An Institution Excluded from Decision-Making
Since its establishment, the Syrian People's Assembly was supposed to be an independent legislative authority, representing the voice of citizens and monitoring the government's performance. However, the reality, especially during the rule of the fallen regime, revealed a complete absence of oversight, and the assembly became a tool to beautify authoritarian decisions, without having the ability to amend or reject them.
The assembly was nothing more than a constitutional facade used to mislead public opinion, both locally and internationally, while decisions were crafted and implemented in closed circles, far from any real discussion or popular representation.
Meaningless Elections
The previous elections, held under the fallen regime, were managed according to mechanisms lacking transparency, where the results were predetermined, and the seats were distributed based on loyalty rather than competence.
The Syrian citizen did not trust the ballot boxes, as they did not reflect his will, but were used to entrench the authority of a single individual.
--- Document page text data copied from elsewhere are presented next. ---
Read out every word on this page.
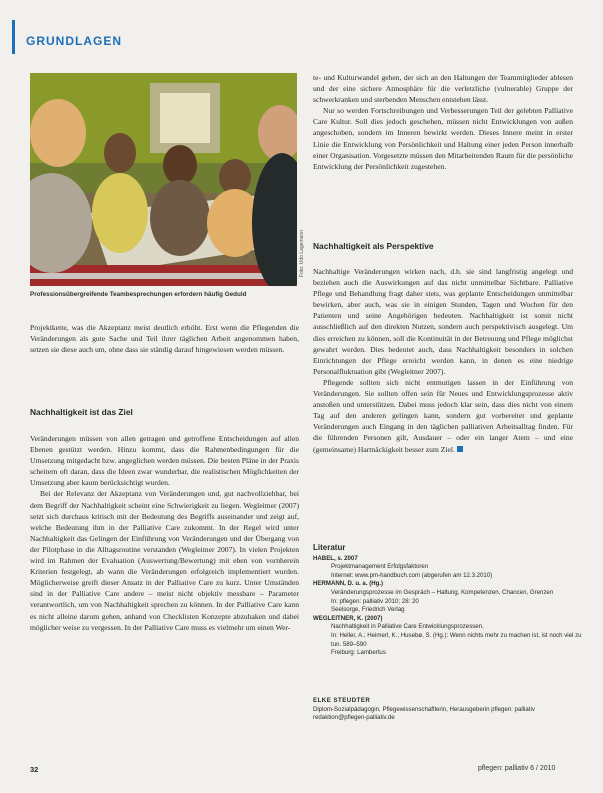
GRUNDLAGEN
Foto: Udo Lagemann
Professionsübergreifende Teambesprechungen erfordern häufig Geduld

Projektkette, was die Akzeptanz meist deutlich erhöht. Erst wenn die Pflegenden die Veränderungen als gute Sache und Teil ihrer täglichen Arbeit angenommen haben, setzen sie diese auch um, ohne dass sie ständig darauf hingewiesen werden müssen.

Nachhaltigkeit ist das Ziel

Veränderungen müssen von allen getragen und getroffene Entscheidungen auf allen Ebenen gestützt werden. Hinzu kommt, dass die Rahmenbedingungen für die Umsetzung mitgedacht bzw. angeglichen werden müssen. Die besten Pläne in der Praxis scheitern oft daran, dass die Ideen zwar wunderbar, die realistischen Möglichkeiten der Umsetzung aber kaum berücksichtigt wurden.

Bei der Relevanz der Akzeptanz von Veränderungen und, gut nachvollziehbar, bei dem Begriff der Nachhaltigkeit scheint eine Schwierigkeit zu liegen. Wegleitner (2007) setzt sich durchaus kritisch mit der Bedeutung des Begriffs auseinander und zeigt auf, welche Bedeutung ihm in der Palliative Care zukommt. In der Regel wird unter Nachhaltigkeit das Gelingen der Einführung von Veränderungen und der Übergang von der Pilotphase in die Alltagsroutine verstanden (Wegleitner 2007). In vielen Projekten wird im Rahmen der Evaluation (Auswertung/Bewertung) mit eben von vornherein Kriterien festgelegt, ab wann die Veränderungen erfolgreich implementiert wurden. Möglicherweise greift dieser Ansatz in der Palliative Care zu kurz. Unter Umständen sind in der Palliative Care andere – meist nicht objektiv messbare – Parameter verantwortlich, um von Nachhaltigkeit sprechen zu können. In der Palliative Care kann es nicht alleine darum gehen, anhand von Checklisten Konzepte abzuhaken und dabei möglicher weise zu vergessen. In der Palliative Care muss es vielmehr um einen Wer-

te- und Kulturwandel gehen, der sich an den Haltungen der Teammitglieder ablesen und der eine sichere Atmosphäre für die verletzliche (vulnerable) Gruppe der schwerkranken und sterbenden Menschen entstehen lässt.

Nur so werden Fortschreibungen und Verbesserungen Teil der gelebten Palliative Care Kultur. Soll dies jedoch geschehen, müssen nicht Entwicklungen von außen angeschoben, sondern im Inneren bewirkt werden. Dieses Innere meint in erster Linie die Entwicklung von Persönlichkeit und Haltung einer jeden Person innerhalb einer Organisation. Vorgesetzte müssen den Mitarbeitenden Raum für die persönliche Entwicklung der Persönlichkeit zugestehen.

Nachhaltigkeit als Perspektive

Nachhaltige Veränderungen wirken nach, d.h. sie sind langfristig angelegt und beziehen auch die Auswirkungen auf das nicht unmittelbar Sichtbare. Palliative Pflege und Behandlung fragt daher stets, was geplante Entscheidungen unmittelbar bewirken, aber auch, was sie in einigen Stunden, Tagen und Wochen für den Patienten und seine Angehörigen bedeuten. Nachhaltigkeit ist somit nicht ausschließlich auf den direkten Nutzen, sondern auch perspektivisch ausgelegt. Um dies erreichen zu können, soll die Kontinuität in der Betreuung und Pflege möglichst gewahrt werden. Dies bedeutet auch, dass Nachhaltigkeit besonders in solchen Einrichtungen der Pflege erreicht werden kann, in denen es eine niedrige Personalfluktuation gibt (Wegleitner 2007).

Pflegende sollten sich nicht entmutigen lassen in der Einführung von Veränderungen. Sie sollten offen sein für Neues und Entwicklungsprozesse aktiv anstoßen und unterstützen. Dabei muss jedoch klar sein, dass dies nicht von einem Tag auf den anderen gelingen kann, sondern gut vorbereitet und geplante Veränderungen auch Eingang in den täglichen palliativen Arbeitsalltag finden. Für die führenden Personen gilt, Ausdauer – oder ein langer Atem – und eine (gemeinsame) Hartnäckigkeit besser zum Ziel.

Literatur
HABEL, s. 2007
Projektmanagement Erfolgsfaktoren
Internet: www.pm-handbuch.com (abgerufen am 12.3.2010)
HERMANN, D. u. a. (Hg.)
Veränderungsprozesse im Gespräch – Haltung, Kompetenzen, Chancen, Grenzen
In: pflegen: palliativ 2010; 28: 20
Seelsorge, Friedrich Verlag
WEGLEITNER, K. (2007)
Nachhaltigkeit in Palliative Care Entwicklungsprozessen.
In: Heller, A.; Heimerl, K.; Husebø, S. (Hg.): Wenn nichts mehr zu machen ist, ist noch viel zu tun. 589–590
Freiburg: Lambertus
ELKE STEUDTER
Diplom-Sozialpädagogin, Pflegewissenschaftlerin, Herausgeberin pflegen: palliativ
redaktion@pflegen-palliativ.de
32	pflegen: palliativ 6 / 2010
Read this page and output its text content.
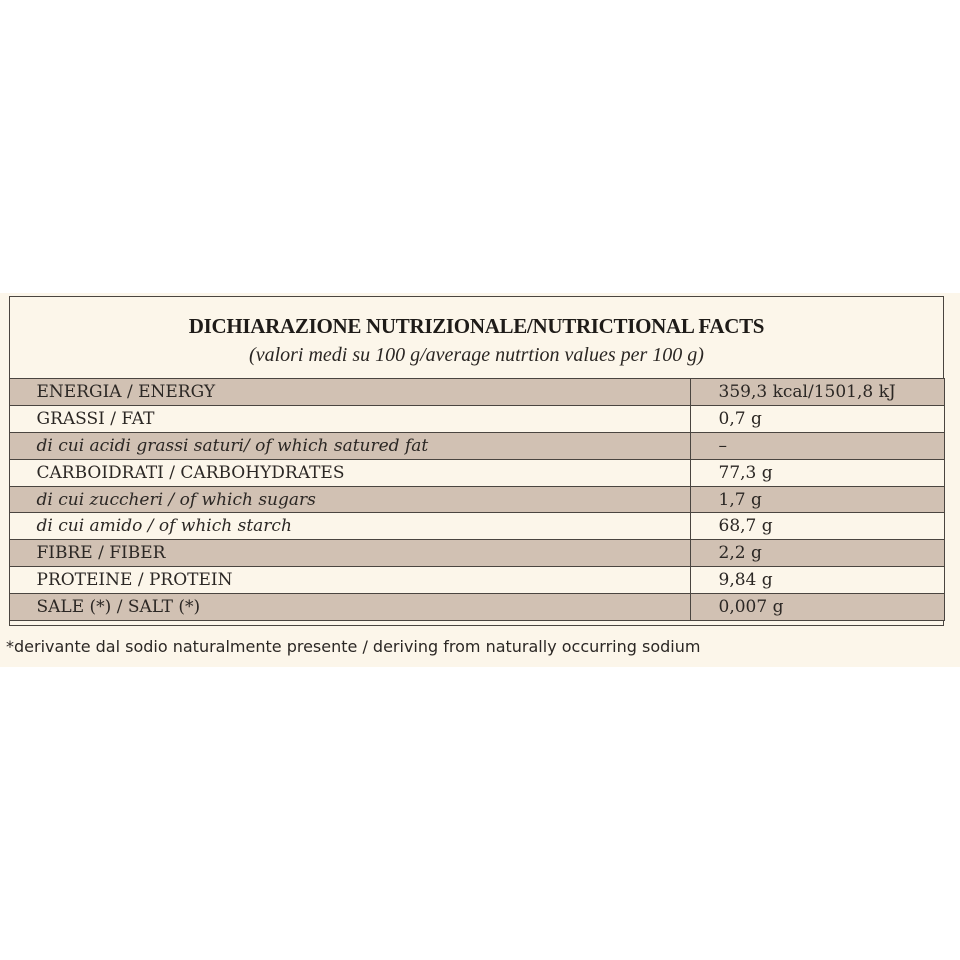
DICHIARAZIONE NUTRIZIONALE/NUTRICTIONAL FACTS
(valori medi su 100 g/average nutrtion values per 100 g)
ENERGIA / ENERGY	359,3 kcal/1501,8 kJ
GRASSI / FAT	0,7 g
di cui acidi grassi saturi/ of which satured fat	–
CARBOIDRATI / CARBOHYDRATES	77,3 g
di cui zuccheri / of which sugars	1,7 g
di cui amido / of which starch	68,7 g
FIBRE / FIBER	2,2 g
PROTEINE / PROTEIN	9,84 g
SALE (*) / SALT (*)	0,007 g
*derivante dal sodio naturalmente presente / deriving from naturally occurring sodium
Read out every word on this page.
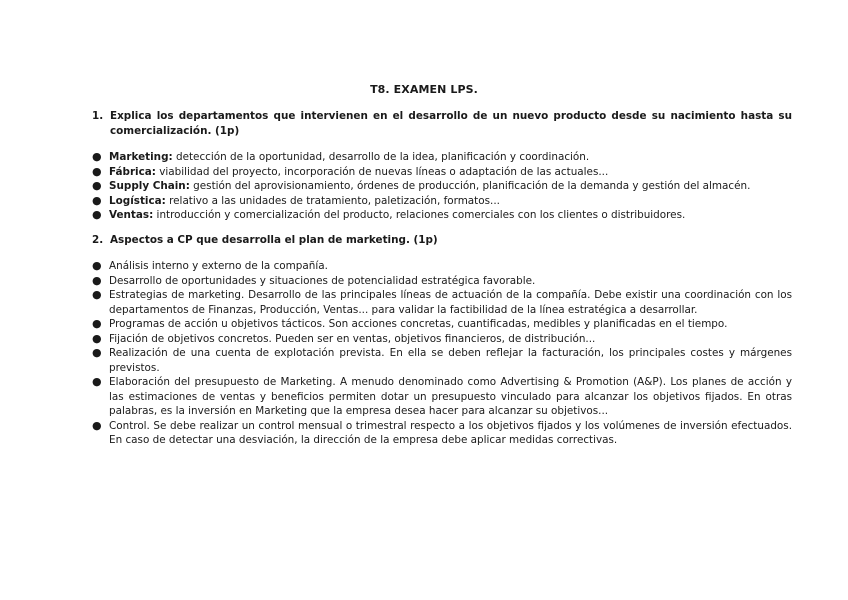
T8. EXAMEN LPS.
1. Explica los departamentos que intervienen en el desarrollo de un nuevo producto desde su nacimiento hasta su comercialización. (1p)
● Marketing: detección de la oportunidad, desarrollo de la idea, planificación y coordinación.
● Fábrica: viabilidad del proyecto, incorporación de nuevas líneas o adaptación de las actuales...
● Supply Chain: gestión del aprovisionamiento, órdenes de producción, planificación de la demanda y gestión del almacén.
● Logística: relativo a las unidades de tratamiento, paletización, formatos...
● Ventas: introducción y comercialización del producto, relaciones comerciales con los clientes o distribuidores.
2. Aspectos a CP que desarrolla el plan de marketing. (1p)
● Análisis interno y externo de la compañía.
● Desarrollo de oportunidades y situaciones de potencialidad estratégica favorable.
● Estrategias de marketing. Desarrollo de las principales líneas de actuación de la compañía. Debe existir una coordinación con los departamentos de Finanzas, Producción, Ventas... para validar la factibilidad de la línea estratégica a desarrollar.
● Programas de acción u objetivos tácticos. Son acciones concretas, cuantificadas, medibles y planificadas en el tiempo.
● Fijación de objetivos concretos. Pueden ser en ventas, objetivos financieros, de distribución...
● Realización de una cuenta de explotación prevista. En ella se deben reflejar la facturación, los principales costes y márgenes previstos.
● Elaboración del presupuesto de Marketing. A menudo denominado como Advertising & Promotion (A&P). Los planes de acción y las estimaciones de ventas y beneficios permiten dotar un presupuesto vinculado para alcanzar los objetivos fijados. En otras palabras, es la inversión en Marketing que la empresa desea hacer para alcanzar su objetivos...
● Control. Se debe realizar un control mensual o trimestral respecto a los objetivos fijados y los volúmenes de inversión efectuados. En caso de detectar una desviación, la dirección de la empresa debe aplicar medidas correctivas.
Even independent candidates, if they existed, were excluded or marginalized, under the absolute dominance of the Ba'ath Party and its apparatuses, which rendered the assembly incapable of discussing vital issues such as corruption, the economy, or public freedoms.
Is There a Chance for Change?
Today, with a new election date set, Syrians are asking a legitimate question: Can the People's Assembly regain its true role?
The answer does not lie solely in the ballot boxes, but in a genuine political will that guarantees the independence of the legislative institution and opens the door for real popular representation, away from exclusion and direction.
Rebuilding trust begins with acknowledging that the assembly, in its previous form, lacked popular legitimacy, and that any attempt to reproduce it with the same mechanisms will be met with popular rejection, regardless of the slogans raised.
No Legitimacy Without Accountability
The Syrian People's Assembly will be of no use unless it transforms into a platform for accountability rather than flattery, and unless it is granted real powers in legislation and oversight.
The upcoming elections may be an opportunity, but they will mean nothing if not accompanied by radical reforms that restore citizens' trust in state institutions and take the assembly out from under the fallen regime's cloak into the realm of true democratic representation.